Learned helplessness (LH) was originally a theory developed by psychologist Martin Seligman. Seligman was a known consultant to SERE, and had met two or three times with James Mitchell, including at least once at Seligman's house. The emails revealed by Soldz and his co-authors show that Seligman had also worked for or consulted to the CIA, presumably at Kirk Hubbard's CIA Operational Assessment Division.

LH was subsequently the theoretical model behind the development of the CIA's "enhanced interrogation" torture program, with the idea that use of inescapable shock and fear would break down captives into a state of "learned helplessness" -- "learned" in the psychological sense of being conditioned. Indeed, the BSCT curriculum also calls for expertise in use of operant and classical conditioning.

Whether Behnke knew of the inclusion of the "learned helplessness" recommendation is impossible to say with complete certainty. But he should have known. Or he should have known after the fact.

It is now more understandable why APA has refused to call for the closure of Guantanamo, or why they have stalled in implementing an APA-member-derived referendum on pulling psychologists out of human rights violating settings like Guantanamo -- one of their chief officers was involved in setting up the regime there, at least as it concerns the use of behavioral consultants.

Torture Program Assists Spread of Endemic Corruption

The meaning of the APA scandal opened up by the Soldz/Reisner/Raymond report, and James Risen's reporting on same in the New York Times, must be seen in the context of a much larger breakdown in ethical standards by the wider society at large, particularly, though not exclusively, when it comes to the torture scandal.

Most recently, we've seen that key figures from the Bush administration torture program have gone on to hold important positions in the Obama administration. A recent New York Times article by Mark Mazzetti and Matt Apuzzo last month showed how CIA officials implicated in the torture program, like former CIA Counterterrorism Center official Michael D’Andrea, who Obama put in charge of the CIA's drone operations. Meanwhile, former CIA officials from the days of the Bush administration torture program still essentially run the Agency -- John Brennan as Director, and Greg Vogel as chief of the Directorate of Operations.

President Obama's insistence that the nation should move on from the torture scandal, and his refusal to further investigations or prosecutions, is totally self-serving when looked at in the light of recent revelations.

It is worth noting that APA did not operate in a void either. They drew upon a top echelon of behavioral scientists when they worked with CIA or SERE officials, including, as I've noted in the past Albert Bandura, Richard Lazaraus, and Charles Speilberger, and more recently we have revelations regarding Seligman and Paul Ekman. As when CIA drew on the cream of behavioral science during the days of MKULTRA, many of these scientists and researchers are unwitting, in that they do not know (or deceive themselves) they are contributing to a torture program. But some of them certainly are very close to the CIA or other government intelligence agencies.

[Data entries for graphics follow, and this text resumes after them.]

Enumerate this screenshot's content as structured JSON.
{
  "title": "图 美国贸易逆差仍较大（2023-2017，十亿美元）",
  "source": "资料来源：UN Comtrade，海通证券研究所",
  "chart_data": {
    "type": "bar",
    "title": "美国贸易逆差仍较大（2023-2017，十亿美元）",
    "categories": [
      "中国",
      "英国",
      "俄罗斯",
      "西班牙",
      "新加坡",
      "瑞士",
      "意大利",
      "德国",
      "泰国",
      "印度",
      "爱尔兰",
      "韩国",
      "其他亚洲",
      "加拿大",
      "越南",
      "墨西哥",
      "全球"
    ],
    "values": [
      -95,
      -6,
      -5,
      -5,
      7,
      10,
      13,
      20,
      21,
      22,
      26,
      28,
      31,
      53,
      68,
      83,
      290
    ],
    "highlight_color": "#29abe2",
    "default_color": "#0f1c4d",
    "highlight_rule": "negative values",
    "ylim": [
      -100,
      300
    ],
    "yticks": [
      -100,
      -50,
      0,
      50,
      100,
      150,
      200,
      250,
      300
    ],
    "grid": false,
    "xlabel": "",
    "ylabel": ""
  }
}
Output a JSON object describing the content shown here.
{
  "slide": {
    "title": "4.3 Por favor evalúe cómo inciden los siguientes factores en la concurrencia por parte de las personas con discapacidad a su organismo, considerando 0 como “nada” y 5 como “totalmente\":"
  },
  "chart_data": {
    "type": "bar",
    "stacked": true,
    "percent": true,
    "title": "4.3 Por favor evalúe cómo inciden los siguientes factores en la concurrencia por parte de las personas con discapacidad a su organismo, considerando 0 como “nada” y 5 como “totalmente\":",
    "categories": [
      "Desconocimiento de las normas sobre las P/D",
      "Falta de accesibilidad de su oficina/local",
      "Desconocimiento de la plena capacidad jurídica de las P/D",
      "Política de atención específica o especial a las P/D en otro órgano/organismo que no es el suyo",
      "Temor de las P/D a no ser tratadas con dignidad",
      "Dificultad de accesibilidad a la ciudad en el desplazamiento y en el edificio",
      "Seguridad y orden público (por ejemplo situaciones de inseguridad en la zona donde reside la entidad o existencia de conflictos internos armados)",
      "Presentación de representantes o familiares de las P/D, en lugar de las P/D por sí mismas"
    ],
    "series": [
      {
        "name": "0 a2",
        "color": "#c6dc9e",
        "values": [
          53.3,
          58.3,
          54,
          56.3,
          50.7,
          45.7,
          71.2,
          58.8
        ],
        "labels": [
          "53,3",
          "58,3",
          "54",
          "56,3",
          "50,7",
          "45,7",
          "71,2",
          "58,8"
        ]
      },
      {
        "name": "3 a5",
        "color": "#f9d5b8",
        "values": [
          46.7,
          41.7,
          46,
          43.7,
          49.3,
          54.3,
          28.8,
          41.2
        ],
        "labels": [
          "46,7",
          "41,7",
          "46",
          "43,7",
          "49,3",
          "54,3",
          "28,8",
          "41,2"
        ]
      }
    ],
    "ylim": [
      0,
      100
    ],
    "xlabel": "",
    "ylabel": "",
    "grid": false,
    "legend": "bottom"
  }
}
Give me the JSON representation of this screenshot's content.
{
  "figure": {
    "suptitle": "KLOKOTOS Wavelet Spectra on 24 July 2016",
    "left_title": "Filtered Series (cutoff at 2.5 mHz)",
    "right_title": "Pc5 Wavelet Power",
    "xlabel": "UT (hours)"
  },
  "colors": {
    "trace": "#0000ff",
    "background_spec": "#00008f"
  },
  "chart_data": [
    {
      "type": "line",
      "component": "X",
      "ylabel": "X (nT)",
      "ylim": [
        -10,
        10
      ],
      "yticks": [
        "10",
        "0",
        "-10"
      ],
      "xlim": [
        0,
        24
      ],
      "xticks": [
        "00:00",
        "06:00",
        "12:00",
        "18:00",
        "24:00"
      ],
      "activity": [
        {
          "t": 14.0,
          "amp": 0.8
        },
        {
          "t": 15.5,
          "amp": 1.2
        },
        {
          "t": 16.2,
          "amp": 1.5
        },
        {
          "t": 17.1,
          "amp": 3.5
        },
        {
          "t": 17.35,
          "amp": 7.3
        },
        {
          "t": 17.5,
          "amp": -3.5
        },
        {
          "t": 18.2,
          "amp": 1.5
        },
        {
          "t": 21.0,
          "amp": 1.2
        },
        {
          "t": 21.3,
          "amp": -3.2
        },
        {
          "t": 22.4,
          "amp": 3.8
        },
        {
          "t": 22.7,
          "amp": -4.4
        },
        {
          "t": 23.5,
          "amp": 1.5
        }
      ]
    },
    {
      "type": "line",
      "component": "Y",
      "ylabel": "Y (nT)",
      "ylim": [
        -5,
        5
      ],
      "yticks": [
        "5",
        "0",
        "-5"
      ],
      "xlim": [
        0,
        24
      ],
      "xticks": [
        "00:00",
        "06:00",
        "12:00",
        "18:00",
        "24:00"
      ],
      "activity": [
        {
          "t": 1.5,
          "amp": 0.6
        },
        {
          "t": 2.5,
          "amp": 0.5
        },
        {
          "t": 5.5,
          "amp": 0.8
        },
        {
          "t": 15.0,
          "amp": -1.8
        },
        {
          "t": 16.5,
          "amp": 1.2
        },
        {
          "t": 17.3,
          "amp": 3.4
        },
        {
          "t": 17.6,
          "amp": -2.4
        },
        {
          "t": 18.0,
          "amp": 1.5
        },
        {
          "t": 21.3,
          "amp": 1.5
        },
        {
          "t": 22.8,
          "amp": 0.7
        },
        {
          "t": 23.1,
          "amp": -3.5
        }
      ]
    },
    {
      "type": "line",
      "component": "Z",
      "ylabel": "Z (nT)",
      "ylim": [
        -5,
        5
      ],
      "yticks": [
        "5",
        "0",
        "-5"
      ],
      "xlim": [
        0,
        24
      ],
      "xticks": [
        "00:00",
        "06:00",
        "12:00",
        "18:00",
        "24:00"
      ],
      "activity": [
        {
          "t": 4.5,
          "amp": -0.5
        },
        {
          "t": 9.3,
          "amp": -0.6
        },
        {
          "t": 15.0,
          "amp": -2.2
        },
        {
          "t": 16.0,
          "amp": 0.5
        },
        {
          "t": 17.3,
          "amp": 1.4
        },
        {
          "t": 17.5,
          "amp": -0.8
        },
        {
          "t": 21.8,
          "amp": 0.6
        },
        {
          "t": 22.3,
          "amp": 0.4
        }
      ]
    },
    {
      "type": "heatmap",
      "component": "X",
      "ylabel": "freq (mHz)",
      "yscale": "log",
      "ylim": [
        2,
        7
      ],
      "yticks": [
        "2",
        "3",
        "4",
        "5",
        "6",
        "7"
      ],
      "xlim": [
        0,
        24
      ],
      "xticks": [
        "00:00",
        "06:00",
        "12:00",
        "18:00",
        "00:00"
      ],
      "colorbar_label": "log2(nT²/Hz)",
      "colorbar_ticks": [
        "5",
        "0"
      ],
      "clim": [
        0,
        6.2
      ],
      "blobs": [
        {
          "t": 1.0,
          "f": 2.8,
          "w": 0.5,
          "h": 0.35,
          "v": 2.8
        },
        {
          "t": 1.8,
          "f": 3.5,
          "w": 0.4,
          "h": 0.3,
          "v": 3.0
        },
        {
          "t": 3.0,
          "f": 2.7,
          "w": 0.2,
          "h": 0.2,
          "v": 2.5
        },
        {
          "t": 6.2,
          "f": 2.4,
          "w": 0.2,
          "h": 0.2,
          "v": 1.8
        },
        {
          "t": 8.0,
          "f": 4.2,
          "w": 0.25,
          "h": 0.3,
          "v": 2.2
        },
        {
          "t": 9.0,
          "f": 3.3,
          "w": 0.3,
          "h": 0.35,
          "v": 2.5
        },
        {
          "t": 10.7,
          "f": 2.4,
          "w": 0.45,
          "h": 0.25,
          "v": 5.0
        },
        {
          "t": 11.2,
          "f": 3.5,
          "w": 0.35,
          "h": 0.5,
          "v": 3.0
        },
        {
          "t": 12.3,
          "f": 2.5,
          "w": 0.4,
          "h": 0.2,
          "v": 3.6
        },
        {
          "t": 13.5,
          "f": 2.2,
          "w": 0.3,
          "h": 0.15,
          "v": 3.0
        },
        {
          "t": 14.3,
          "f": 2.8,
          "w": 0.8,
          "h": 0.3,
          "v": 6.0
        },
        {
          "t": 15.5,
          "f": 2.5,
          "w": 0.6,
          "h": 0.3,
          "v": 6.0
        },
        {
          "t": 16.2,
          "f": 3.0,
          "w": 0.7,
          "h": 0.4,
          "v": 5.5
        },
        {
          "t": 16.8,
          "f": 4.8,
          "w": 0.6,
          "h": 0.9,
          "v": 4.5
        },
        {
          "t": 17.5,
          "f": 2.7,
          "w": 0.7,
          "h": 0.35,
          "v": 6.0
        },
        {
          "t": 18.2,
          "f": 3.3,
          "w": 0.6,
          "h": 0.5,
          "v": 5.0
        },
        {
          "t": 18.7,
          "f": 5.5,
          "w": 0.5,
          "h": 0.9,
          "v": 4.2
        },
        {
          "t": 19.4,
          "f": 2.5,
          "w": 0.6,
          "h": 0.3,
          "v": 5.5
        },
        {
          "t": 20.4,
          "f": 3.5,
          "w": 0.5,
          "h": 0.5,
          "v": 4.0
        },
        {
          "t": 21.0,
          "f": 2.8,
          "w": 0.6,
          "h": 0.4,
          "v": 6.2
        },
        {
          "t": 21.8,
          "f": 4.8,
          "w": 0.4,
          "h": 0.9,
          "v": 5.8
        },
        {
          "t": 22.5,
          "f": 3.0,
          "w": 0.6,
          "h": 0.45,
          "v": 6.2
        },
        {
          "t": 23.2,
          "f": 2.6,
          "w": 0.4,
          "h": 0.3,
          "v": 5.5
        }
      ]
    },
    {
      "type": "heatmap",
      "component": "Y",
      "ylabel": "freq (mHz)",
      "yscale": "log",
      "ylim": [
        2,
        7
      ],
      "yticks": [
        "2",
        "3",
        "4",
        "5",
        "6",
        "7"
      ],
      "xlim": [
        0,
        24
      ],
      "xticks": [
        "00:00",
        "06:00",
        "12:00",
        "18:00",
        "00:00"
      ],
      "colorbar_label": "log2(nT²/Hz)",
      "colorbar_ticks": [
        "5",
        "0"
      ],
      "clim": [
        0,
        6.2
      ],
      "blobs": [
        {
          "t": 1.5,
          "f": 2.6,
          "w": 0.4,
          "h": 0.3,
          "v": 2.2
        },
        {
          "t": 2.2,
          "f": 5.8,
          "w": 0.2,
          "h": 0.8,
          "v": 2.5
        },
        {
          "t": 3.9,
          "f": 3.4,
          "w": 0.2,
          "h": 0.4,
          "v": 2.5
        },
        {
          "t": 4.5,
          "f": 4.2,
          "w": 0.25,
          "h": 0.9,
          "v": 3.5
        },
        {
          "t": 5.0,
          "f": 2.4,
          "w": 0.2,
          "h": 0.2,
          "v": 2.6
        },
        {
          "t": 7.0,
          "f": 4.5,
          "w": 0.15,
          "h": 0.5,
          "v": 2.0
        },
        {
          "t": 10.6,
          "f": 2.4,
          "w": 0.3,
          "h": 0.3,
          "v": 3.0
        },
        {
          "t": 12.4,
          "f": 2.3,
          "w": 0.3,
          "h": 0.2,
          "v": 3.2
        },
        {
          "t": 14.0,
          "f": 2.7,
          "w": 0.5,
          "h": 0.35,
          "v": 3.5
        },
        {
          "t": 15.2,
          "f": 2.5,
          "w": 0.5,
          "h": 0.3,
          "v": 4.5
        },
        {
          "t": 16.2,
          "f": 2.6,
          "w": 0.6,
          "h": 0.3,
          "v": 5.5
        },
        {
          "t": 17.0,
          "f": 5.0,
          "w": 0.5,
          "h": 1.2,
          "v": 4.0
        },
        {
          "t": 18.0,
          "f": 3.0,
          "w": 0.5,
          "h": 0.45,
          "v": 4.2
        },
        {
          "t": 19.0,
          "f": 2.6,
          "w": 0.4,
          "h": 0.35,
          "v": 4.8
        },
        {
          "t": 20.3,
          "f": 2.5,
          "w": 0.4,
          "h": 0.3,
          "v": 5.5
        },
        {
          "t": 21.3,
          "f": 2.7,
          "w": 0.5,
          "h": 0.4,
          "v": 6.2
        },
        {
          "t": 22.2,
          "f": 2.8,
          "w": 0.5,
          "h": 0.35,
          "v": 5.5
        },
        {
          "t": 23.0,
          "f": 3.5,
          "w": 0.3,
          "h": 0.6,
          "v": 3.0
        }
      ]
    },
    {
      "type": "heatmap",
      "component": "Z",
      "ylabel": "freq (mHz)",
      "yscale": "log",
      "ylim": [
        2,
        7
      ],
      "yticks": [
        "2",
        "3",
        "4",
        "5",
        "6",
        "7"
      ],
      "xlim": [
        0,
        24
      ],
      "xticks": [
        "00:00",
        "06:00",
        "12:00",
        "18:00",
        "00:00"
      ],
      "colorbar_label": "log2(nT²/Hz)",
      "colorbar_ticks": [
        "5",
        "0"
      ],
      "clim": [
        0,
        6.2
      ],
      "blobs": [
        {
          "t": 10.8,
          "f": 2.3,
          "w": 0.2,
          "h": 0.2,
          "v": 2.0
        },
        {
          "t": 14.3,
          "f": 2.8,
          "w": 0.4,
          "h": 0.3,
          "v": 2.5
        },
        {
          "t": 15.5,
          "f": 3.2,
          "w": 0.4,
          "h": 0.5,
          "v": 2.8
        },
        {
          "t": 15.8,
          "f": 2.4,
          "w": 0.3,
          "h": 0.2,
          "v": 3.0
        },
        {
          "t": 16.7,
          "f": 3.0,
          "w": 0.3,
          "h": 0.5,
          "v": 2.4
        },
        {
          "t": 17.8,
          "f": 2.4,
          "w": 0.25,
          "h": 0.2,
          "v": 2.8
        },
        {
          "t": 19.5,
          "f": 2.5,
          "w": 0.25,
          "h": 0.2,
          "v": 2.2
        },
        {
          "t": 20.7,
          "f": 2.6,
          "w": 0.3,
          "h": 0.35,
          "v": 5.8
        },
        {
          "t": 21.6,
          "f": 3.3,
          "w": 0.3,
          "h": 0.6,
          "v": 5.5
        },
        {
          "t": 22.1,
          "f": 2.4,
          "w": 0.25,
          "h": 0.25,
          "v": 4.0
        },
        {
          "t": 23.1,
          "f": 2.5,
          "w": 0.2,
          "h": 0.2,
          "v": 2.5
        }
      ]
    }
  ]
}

The APA announced last year they would conduct an "independent" investigation, and hired Chicago attorney (and former mayoral candidate), David Hoffman. Hoffman's report is supposed to be out in in another month or so. But the entire investigation is riddled with conflicts of interest. Hoffman used to work on the staff of the Senate Select Committee on Intelligence with soon-to-be CIA director George Tenet, the very man who led the CIA during the creation of the torture program.

The corruption of the APA is not very different than the corruption of many U.S. societal institutions, especially the police and the prison system, whose full racist and oppressive character is in the news daily lately. But this corruption is not reason for despair, but for further struggle. The actual roles of "experts" like Stephen Behnke need to be exposed, and the real nature of the institutions they serve revealed.